Submitted by Haywood Jablowme at: September 8, 2009
If David never owned the Bonnet House, he'd never get a writing job. This, Men's Vogue, House Beautiful. So, at the end of that :15 minutes, he needs to create a new angle. I'm surprised he didn't try to get a Shulman Obit out of it too. If you go here, you'll see the house hasn't even changed: http://la.curbed.com/archives/2009/09/preservation_pwnage_whose_rehab_reigns_supreme.php#poll_=MjN1MTM David, get a life or a new home to write about

Submitted by LA Guy at: September 4, 2009
Mr. Hays needs to realize that just as he was entitled to his journey and love affair with the Bonnet House, so is the current owner. To dismiss the current owner's "signature" as not authentic (by stating "my restoration had been authentic") is very immature and well, b*tchy. This article is little more than a vanity piece by Mr. Hays about his superiority. And a waste for preservationnation.org.

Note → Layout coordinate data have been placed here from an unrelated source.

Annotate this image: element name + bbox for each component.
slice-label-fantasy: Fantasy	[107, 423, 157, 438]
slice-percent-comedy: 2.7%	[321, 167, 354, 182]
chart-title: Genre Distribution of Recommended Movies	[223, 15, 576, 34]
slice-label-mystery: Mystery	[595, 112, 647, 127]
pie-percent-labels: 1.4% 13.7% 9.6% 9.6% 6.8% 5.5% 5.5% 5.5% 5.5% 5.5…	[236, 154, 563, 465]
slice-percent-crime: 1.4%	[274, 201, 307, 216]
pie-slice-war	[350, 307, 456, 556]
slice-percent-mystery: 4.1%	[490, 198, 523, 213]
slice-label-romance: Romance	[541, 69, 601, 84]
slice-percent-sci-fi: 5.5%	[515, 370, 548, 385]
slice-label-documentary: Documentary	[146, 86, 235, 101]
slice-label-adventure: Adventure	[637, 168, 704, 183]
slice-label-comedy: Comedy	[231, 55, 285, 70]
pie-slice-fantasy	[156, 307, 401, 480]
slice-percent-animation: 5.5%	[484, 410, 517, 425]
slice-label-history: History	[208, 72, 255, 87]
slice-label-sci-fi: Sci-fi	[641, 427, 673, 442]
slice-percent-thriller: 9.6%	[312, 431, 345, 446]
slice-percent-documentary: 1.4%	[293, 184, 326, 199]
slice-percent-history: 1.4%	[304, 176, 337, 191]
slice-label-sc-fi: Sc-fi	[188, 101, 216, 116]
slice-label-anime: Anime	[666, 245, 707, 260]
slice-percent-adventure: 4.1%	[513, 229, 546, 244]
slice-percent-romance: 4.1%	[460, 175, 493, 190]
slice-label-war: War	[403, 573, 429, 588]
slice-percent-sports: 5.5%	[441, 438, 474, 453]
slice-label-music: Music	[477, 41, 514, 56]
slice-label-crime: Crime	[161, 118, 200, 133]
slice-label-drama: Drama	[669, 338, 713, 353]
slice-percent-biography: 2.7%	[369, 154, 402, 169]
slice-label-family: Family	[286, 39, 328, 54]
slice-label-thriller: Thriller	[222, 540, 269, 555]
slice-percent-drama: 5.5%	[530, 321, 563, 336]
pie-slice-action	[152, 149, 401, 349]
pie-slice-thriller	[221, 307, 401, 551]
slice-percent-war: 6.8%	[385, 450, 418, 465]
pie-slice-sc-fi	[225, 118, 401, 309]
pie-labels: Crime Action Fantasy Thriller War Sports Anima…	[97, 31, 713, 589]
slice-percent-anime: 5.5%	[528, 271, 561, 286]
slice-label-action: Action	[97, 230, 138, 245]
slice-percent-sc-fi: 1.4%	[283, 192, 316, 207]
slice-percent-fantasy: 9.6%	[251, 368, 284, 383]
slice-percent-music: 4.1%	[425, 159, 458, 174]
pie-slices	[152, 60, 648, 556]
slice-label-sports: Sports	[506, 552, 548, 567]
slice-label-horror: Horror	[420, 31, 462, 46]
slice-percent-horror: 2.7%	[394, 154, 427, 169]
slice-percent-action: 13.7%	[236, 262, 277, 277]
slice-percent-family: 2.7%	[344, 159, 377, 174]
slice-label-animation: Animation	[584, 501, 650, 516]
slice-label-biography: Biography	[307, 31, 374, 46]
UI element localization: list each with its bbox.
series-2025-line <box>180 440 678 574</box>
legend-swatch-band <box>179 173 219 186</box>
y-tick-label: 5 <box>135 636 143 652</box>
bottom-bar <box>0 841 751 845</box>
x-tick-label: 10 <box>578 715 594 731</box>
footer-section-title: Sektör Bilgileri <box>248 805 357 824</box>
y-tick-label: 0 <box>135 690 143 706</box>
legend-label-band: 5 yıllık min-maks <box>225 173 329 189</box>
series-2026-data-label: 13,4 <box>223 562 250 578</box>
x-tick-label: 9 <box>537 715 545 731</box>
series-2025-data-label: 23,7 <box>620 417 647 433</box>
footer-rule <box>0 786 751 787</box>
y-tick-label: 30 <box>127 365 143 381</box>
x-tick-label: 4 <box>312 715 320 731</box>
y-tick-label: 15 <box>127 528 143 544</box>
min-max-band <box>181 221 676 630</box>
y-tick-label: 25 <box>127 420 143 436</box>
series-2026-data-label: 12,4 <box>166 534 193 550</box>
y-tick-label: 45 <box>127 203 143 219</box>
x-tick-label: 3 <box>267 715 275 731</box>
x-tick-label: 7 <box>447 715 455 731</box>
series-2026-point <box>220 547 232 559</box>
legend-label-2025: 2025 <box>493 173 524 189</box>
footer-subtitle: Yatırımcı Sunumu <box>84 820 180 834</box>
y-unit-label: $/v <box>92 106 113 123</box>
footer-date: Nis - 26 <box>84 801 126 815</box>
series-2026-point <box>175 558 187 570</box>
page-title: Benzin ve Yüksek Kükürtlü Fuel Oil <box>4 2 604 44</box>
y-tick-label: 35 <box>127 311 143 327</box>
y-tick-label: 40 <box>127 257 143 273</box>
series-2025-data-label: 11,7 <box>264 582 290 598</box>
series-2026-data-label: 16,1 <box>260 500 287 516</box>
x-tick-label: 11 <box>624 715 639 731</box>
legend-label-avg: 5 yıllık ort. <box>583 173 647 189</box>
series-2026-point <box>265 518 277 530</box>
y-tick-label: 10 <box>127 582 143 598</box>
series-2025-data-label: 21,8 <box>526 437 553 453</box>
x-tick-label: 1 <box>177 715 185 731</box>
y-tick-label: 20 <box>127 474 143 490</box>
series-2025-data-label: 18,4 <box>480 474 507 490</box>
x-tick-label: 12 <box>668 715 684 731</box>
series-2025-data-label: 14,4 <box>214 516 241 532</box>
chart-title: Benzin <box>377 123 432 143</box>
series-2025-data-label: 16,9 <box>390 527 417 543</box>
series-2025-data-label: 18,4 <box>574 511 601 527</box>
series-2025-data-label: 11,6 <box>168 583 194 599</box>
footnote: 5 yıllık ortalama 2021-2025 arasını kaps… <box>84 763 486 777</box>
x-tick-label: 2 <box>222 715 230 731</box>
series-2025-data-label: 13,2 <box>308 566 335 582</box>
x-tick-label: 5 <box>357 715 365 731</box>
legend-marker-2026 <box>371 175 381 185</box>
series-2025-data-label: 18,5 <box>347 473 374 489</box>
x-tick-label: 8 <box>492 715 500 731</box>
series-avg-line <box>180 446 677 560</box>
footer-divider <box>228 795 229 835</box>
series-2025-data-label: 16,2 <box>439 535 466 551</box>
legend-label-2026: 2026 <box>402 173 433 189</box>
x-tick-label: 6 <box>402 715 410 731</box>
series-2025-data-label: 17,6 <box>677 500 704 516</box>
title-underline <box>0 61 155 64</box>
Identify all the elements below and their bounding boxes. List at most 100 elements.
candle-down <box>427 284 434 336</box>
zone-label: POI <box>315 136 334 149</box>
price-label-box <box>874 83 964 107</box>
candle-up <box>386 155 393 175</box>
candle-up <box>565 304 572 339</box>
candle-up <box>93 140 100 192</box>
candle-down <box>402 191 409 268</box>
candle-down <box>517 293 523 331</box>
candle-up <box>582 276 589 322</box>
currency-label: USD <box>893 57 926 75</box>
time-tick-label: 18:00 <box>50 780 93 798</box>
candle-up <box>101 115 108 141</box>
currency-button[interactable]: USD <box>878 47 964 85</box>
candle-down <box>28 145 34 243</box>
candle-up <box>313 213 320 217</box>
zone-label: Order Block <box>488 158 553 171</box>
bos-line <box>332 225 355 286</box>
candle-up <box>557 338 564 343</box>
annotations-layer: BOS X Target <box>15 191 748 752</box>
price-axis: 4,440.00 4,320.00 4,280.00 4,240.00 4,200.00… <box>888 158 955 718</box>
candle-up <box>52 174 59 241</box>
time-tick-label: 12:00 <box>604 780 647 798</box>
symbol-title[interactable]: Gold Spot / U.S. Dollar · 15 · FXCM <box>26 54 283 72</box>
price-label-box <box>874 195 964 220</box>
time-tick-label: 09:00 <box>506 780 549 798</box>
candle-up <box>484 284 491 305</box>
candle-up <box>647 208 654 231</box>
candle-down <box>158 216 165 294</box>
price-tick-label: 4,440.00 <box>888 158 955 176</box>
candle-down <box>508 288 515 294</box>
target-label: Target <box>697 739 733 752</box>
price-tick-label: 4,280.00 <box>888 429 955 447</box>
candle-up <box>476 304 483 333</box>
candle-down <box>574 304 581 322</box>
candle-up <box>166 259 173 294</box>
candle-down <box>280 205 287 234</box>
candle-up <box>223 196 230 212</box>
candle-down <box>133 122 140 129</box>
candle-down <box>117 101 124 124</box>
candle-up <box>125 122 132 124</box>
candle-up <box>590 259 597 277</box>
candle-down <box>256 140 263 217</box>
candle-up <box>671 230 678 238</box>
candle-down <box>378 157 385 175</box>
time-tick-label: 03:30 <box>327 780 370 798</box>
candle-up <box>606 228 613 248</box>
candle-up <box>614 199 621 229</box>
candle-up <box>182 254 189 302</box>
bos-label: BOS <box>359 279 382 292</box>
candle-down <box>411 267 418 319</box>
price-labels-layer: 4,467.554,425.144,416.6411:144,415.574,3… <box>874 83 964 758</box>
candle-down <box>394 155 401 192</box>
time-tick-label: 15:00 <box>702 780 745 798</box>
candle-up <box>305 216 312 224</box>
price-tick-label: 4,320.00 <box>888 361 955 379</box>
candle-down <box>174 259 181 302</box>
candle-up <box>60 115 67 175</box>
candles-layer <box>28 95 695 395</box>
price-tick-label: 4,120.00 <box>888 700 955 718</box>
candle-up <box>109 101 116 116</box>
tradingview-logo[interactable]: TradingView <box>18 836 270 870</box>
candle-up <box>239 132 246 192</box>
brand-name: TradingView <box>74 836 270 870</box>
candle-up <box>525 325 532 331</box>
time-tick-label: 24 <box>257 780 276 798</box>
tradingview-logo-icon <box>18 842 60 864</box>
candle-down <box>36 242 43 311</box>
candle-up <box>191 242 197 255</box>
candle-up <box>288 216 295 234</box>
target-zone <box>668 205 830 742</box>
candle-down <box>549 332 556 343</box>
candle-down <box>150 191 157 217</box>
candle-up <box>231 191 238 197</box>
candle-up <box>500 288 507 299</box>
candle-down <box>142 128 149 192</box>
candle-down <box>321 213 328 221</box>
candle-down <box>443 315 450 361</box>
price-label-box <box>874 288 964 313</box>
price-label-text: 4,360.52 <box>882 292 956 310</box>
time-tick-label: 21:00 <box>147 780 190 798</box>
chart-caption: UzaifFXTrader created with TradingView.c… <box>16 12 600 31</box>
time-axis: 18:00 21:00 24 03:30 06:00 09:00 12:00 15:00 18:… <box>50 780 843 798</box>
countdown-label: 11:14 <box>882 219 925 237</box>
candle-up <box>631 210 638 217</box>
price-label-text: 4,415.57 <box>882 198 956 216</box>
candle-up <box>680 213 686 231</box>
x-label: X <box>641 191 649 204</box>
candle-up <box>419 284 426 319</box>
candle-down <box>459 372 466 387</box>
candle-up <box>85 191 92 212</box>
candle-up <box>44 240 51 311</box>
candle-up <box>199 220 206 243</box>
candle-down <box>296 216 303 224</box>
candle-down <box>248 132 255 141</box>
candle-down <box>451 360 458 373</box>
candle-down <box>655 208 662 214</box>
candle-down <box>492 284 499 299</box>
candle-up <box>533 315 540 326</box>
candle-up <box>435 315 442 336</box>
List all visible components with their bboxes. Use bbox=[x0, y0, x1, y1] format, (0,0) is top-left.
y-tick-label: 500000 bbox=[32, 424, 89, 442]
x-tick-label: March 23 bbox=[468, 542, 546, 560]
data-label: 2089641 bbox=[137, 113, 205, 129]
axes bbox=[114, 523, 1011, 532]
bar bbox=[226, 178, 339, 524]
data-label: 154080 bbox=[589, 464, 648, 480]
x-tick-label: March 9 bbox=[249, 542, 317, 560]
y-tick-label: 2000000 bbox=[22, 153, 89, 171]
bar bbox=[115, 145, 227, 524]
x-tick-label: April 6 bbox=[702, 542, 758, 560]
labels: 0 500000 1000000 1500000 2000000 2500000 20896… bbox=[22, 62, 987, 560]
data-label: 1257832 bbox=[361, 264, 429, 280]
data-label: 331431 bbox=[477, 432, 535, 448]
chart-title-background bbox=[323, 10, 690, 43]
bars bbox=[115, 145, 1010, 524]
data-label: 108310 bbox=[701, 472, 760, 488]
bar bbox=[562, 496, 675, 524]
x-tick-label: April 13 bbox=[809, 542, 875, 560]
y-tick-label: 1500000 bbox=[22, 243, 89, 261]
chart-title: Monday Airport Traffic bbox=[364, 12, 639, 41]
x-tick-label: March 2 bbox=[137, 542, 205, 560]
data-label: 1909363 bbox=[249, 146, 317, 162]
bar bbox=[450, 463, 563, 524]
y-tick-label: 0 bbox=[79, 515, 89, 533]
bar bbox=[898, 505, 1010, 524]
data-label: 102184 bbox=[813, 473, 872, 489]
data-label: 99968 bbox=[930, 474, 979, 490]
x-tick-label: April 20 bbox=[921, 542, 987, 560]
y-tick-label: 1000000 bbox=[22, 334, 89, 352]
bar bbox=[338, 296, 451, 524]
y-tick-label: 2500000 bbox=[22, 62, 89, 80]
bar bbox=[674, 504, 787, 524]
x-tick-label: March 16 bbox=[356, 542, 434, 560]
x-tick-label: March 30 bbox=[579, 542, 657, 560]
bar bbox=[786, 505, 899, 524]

Submitted by Pat at: September 1, 2009
I love it when people save a slice of history. I come from Germany where I have seen them restore 1700 guards quarters and make them into apartments (my brother lived in one). If they can save things from the 1600 and 1500 hundreds and reuse them, than I know we can save and reuse buildings from the 1800 and 1900 hundreds.